When OpenClaw's sendText fires (the agent proactively pushing a message rather than replying to a prompt), the channel publishes to:

agents.oc.<owner>.<agentName>.outbound

This is a fire-and-forget pub/sub subject — subscribe with nats sub agents.oc.<owner>.<agentName>.outbound to consume them. The payload is raw UTF-8 text, not a JSON envelope — pipe it straight into your consumer, don't try to parse it as JSON. It's an OpenClaw-specific extension, not part of the protocol; the subject deliberately sits under the agent root for easy locating relative to the prompt subject.

Multi-tenancy

The agent subject layout has no per-tenant slot. For real isolation between tenants or environments, use NATS accounts and subject permissions — that's a server-side configuration, not a plugin one. Within a single account, agents with distinct owner values coexist cleanly.

Troubleshooting

  • config field 'org' is deprecated — rename orgowner in openclaw.json. The old name still works, just noisy in logs.
  • NATS: disconnected — check url and (if using credentials) that the .creds file exists and is readable by the gateway process.
  • nats req returns only the initial ack and exits — pass --reply-timeout 30s (default is 300 ms, shorter than the gap between the ack chunk and the LLM's first response). See the "Talk to your agent" section above for the full command. --wait-for-empty alone isn't enough.
  • nats req hangs or returns nothing — pass --wait-for-empty. The protocol ends streams with an empty-body message, not a single response.
  • 400 attachment[N] has invalid base64 content — the caller emitted URL-safe base64 or unpadded output. Buffer.from(bytes).toString("base64") (Node) produces the right form.
  • 400 attachment[N] has unsafe filename — send the basename only ("pic.png"), not a path ("./images/pic.png").
  • plugins.allow is empty warning — harmless, plugins still load. To silence it, add "nats" (and any other plugins you want enabled) to plugins.allow.

Development

bun install
bun run build          # compile ./index.ts + ./setup-entry.ts → ./dist (required before publish)
bun run test           # protocol unit tests, no nats-server needed
bun run test:smoke     # wire-level smoke against nats-server on 127.0.0.1:4222

The npm tarball ships compiled entries under dist/ (declared via openclaw.runtimeExtensions and openclaw.runtimeSetupEntry). OpenClaw 2026.5.4+ refuses to install plugins that only ship TS source. prepublishOnly runs the build automatically.
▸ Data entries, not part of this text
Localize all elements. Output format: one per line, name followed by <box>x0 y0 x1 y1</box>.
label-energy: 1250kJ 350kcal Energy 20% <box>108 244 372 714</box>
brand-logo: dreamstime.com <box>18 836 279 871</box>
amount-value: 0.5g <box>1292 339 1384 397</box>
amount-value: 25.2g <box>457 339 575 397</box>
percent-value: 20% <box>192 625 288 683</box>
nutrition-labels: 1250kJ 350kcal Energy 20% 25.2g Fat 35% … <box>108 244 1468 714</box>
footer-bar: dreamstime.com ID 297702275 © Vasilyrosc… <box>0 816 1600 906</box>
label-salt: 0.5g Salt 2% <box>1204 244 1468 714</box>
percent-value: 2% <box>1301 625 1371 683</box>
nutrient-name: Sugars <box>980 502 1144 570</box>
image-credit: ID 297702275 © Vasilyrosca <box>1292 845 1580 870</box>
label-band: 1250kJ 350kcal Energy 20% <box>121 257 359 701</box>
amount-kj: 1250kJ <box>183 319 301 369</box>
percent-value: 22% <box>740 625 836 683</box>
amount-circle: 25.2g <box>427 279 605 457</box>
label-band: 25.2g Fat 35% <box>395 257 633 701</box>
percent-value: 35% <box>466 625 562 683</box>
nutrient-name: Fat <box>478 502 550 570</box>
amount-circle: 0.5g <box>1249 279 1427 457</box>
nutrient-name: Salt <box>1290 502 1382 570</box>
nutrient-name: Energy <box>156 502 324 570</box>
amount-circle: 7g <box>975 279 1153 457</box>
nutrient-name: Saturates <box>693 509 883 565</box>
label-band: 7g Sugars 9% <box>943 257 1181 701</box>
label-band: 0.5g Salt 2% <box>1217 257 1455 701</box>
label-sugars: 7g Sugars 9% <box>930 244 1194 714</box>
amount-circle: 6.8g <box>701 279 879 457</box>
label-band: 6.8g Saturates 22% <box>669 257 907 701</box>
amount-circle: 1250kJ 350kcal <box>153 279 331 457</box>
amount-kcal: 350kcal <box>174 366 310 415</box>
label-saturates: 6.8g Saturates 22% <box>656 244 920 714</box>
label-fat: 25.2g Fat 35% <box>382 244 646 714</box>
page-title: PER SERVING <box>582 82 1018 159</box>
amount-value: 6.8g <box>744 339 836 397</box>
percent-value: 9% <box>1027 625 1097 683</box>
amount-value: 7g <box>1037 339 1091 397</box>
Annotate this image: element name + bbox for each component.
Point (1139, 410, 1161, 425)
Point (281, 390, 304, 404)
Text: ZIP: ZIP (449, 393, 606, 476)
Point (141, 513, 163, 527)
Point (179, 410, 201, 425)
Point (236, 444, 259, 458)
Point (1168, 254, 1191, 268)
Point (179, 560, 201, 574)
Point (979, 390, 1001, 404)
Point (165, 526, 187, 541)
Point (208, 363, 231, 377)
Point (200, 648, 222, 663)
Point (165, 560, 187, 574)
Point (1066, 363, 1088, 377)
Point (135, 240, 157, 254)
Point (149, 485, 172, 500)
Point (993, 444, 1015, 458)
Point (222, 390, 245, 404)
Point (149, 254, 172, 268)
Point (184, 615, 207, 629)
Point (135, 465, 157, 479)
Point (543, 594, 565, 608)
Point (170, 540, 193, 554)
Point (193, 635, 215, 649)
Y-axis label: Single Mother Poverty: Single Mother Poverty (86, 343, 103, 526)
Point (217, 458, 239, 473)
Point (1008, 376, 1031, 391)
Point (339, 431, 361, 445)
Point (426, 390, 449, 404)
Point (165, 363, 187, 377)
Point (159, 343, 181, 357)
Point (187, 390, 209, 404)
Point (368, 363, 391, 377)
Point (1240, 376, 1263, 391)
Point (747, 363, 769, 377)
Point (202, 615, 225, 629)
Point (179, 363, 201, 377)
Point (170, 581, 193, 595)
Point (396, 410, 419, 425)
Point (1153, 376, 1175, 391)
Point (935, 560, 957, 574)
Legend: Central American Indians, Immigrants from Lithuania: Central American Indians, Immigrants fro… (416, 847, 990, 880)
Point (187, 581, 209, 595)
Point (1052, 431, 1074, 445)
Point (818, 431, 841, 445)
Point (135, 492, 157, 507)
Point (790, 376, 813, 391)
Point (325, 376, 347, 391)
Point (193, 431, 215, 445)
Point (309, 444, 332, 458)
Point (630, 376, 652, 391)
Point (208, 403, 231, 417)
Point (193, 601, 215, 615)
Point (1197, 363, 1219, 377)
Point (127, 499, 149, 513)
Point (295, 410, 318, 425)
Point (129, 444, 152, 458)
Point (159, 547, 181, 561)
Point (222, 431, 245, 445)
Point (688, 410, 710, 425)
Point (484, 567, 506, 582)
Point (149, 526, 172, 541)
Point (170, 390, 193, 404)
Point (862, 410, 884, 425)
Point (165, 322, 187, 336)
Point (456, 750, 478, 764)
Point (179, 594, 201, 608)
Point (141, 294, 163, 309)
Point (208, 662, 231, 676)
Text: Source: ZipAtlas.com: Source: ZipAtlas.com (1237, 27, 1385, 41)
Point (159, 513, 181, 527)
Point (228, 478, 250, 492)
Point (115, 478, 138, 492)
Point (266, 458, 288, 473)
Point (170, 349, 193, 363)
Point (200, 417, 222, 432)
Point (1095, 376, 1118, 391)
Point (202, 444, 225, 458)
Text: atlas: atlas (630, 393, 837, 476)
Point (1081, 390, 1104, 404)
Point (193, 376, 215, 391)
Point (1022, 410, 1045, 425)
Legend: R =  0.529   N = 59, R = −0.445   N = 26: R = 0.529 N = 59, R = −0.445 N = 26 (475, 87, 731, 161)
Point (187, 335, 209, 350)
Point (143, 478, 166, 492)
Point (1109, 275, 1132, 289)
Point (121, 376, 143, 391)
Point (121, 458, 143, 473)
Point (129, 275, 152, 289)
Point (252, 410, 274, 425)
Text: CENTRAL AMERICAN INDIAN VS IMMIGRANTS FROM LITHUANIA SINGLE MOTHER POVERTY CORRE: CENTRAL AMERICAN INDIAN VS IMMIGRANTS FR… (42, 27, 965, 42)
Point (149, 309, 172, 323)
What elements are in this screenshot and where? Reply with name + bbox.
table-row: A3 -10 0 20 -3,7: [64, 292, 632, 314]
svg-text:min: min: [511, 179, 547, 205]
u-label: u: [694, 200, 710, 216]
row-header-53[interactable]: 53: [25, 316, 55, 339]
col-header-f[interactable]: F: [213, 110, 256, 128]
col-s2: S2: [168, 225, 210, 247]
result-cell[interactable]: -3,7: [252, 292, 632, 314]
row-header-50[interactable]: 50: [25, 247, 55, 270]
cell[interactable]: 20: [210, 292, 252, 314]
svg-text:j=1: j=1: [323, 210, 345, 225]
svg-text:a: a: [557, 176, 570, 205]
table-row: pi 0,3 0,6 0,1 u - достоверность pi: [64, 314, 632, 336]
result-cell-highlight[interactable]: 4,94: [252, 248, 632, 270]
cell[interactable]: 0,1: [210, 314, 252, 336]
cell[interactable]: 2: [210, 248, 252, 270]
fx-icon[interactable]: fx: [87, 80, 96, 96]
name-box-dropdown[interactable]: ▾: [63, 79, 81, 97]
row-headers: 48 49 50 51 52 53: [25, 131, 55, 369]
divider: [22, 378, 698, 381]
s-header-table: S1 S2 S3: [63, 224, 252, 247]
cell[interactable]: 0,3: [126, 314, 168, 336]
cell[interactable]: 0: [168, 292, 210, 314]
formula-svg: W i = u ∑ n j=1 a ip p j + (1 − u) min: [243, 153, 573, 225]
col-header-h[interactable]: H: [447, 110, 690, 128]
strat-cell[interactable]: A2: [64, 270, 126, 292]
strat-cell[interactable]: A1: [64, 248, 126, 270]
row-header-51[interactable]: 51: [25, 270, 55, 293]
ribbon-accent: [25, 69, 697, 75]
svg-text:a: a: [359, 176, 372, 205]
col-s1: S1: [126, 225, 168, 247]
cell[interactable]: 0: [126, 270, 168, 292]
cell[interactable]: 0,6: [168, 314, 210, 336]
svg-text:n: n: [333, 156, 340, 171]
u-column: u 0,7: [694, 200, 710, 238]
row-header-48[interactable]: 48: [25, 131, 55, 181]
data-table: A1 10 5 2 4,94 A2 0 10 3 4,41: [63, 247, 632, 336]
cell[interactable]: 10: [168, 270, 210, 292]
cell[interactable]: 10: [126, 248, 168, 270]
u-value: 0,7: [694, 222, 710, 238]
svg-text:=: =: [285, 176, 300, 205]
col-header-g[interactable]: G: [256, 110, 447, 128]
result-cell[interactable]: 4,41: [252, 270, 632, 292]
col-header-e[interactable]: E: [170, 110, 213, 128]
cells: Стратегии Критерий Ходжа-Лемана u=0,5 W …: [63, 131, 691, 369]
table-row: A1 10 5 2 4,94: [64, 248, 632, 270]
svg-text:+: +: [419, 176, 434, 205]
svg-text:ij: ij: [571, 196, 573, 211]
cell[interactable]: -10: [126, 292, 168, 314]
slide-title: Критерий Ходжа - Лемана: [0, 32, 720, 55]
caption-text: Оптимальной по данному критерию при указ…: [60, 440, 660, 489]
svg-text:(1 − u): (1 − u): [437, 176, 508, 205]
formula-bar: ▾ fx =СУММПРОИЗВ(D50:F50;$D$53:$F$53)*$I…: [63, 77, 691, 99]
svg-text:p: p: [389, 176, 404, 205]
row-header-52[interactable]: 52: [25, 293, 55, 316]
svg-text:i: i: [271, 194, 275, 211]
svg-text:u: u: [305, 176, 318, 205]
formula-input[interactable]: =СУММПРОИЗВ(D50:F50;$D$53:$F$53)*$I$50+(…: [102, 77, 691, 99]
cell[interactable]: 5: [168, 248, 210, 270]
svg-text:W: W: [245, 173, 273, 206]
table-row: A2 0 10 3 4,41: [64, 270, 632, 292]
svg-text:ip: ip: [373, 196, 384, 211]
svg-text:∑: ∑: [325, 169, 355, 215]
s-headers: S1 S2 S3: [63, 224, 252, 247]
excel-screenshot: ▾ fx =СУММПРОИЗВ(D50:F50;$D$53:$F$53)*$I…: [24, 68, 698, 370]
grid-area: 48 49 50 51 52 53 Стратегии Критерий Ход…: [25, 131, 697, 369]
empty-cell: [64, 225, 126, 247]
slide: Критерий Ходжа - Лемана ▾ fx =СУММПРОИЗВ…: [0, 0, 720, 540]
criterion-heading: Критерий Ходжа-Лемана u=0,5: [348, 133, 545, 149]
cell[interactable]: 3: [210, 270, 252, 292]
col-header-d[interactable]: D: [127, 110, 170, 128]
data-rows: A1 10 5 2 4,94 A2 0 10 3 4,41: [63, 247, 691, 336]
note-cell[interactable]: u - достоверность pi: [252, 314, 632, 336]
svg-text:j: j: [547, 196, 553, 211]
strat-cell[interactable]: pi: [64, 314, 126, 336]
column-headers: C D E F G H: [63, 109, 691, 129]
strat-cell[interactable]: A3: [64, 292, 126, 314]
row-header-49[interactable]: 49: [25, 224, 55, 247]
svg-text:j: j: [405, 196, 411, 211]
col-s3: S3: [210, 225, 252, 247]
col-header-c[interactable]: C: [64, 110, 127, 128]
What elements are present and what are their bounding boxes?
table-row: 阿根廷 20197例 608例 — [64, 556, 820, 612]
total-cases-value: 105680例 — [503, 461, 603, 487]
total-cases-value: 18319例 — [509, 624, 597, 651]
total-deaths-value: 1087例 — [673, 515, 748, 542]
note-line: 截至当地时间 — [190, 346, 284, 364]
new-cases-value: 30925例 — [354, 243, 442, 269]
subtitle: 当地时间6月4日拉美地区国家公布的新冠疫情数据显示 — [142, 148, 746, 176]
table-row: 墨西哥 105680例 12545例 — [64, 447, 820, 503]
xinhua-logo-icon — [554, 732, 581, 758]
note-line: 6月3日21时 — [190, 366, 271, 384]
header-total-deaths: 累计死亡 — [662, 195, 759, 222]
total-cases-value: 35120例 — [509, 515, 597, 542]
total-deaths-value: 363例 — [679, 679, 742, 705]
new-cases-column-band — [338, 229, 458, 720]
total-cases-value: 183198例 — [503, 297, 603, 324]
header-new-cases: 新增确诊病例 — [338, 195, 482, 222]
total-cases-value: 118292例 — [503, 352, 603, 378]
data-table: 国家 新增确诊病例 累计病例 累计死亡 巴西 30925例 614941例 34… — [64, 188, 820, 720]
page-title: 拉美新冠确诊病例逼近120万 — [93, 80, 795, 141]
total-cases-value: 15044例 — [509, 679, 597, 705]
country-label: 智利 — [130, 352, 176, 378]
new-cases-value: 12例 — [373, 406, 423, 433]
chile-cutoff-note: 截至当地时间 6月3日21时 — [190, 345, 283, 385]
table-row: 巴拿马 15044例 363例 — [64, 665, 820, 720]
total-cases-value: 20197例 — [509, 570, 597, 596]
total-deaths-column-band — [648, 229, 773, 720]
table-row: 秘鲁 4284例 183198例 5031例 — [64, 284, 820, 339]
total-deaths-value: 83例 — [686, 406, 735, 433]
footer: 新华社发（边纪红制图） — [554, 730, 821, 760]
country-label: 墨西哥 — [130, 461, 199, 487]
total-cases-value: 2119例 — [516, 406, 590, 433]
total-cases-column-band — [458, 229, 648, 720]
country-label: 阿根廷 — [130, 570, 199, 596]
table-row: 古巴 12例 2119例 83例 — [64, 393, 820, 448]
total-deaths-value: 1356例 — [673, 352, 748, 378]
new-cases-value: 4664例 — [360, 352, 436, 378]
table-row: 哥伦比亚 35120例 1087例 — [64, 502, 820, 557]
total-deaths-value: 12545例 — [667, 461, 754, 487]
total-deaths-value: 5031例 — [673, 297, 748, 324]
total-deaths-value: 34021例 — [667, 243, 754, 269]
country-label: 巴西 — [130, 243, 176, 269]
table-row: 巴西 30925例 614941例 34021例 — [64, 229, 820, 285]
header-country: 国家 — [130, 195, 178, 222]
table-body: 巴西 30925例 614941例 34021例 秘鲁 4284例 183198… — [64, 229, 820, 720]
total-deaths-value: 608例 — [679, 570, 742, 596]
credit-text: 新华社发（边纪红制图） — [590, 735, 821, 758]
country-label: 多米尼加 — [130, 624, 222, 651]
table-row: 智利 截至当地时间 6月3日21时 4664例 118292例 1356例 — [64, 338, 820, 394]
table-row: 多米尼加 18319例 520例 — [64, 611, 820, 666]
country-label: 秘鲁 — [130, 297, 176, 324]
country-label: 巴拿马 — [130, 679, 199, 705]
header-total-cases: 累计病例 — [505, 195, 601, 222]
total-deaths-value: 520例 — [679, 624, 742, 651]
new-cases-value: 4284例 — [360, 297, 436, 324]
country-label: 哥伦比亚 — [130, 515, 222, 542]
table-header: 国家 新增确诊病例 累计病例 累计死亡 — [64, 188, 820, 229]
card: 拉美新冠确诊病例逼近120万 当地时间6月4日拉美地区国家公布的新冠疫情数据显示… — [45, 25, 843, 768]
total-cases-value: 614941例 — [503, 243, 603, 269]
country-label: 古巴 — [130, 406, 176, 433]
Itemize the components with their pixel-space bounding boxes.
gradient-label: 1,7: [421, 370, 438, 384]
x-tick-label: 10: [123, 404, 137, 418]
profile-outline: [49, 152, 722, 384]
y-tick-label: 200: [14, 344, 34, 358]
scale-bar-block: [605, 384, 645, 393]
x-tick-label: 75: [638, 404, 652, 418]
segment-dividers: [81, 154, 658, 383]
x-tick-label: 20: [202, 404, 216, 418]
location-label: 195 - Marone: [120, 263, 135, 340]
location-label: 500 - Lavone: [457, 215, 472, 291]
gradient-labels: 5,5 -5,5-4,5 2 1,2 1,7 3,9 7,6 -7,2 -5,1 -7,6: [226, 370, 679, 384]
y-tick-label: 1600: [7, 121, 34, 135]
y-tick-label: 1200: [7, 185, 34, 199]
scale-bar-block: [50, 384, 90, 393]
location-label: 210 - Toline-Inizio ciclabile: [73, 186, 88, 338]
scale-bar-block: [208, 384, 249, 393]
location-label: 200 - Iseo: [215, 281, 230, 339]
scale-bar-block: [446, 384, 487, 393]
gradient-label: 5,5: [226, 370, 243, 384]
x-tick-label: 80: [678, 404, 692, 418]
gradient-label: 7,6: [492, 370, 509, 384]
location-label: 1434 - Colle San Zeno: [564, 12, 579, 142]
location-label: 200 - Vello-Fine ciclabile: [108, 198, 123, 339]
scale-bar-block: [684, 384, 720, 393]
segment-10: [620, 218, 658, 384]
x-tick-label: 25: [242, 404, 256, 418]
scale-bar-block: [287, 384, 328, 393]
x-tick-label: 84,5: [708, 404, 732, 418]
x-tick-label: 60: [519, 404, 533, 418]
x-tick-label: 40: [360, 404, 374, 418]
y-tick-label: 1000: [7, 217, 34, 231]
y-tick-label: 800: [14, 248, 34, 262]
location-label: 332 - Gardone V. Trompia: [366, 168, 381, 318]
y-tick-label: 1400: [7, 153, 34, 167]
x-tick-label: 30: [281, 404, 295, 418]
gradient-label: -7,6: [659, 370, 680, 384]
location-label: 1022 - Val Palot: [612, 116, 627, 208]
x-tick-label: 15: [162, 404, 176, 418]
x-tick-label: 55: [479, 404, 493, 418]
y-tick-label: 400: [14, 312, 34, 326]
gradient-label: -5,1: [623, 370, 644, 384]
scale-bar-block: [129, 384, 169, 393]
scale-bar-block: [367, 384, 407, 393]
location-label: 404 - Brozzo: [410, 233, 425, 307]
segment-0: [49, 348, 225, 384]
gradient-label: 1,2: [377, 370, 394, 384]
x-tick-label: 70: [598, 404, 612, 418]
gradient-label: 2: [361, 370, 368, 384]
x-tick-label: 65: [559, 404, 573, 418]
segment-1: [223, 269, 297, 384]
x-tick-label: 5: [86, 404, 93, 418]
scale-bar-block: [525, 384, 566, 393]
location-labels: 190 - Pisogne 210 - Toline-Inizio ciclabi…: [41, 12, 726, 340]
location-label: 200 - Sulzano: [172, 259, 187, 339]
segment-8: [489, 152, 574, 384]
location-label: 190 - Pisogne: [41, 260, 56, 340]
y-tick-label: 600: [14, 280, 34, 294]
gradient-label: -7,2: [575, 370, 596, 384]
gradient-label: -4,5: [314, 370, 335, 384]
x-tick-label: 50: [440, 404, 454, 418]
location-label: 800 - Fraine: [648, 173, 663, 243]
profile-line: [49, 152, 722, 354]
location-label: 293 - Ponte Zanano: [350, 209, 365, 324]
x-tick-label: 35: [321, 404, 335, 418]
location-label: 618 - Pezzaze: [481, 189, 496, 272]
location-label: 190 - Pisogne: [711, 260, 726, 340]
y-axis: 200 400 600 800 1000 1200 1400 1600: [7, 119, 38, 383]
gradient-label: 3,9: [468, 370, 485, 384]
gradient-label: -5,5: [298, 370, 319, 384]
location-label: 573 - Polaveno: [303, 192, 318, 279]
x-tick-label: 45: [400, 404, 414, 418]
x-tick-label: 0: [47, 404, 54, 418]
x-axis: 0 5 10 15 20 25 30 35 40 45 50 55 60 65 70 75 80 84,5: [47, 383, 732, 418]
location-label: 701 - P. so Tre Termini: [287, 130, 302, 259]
The smoke test needs a nats-server running on 127.0.0.1:4222 — install per the upstream docs (brew install nats-server on macOS) then start it in another terminal with nats-server.

The smoke test drives a minimal spec-compliant service assembled from this repo's own protocol module and verifies $SRV.INFO shape, heartbeat fields, the four 400 paths, the ack → response → terminator cycle, and attachment staging + cleanup.

The plugin pulls @synadia-ai/agents (caller-side primitives) and @synadia-ai/agent-service (host-side encoders + heartbeat helpers) via file: links to the SDK checkouts in this monorepo. See README-DEV.md at the repo root for the build/install dance when iterating locally.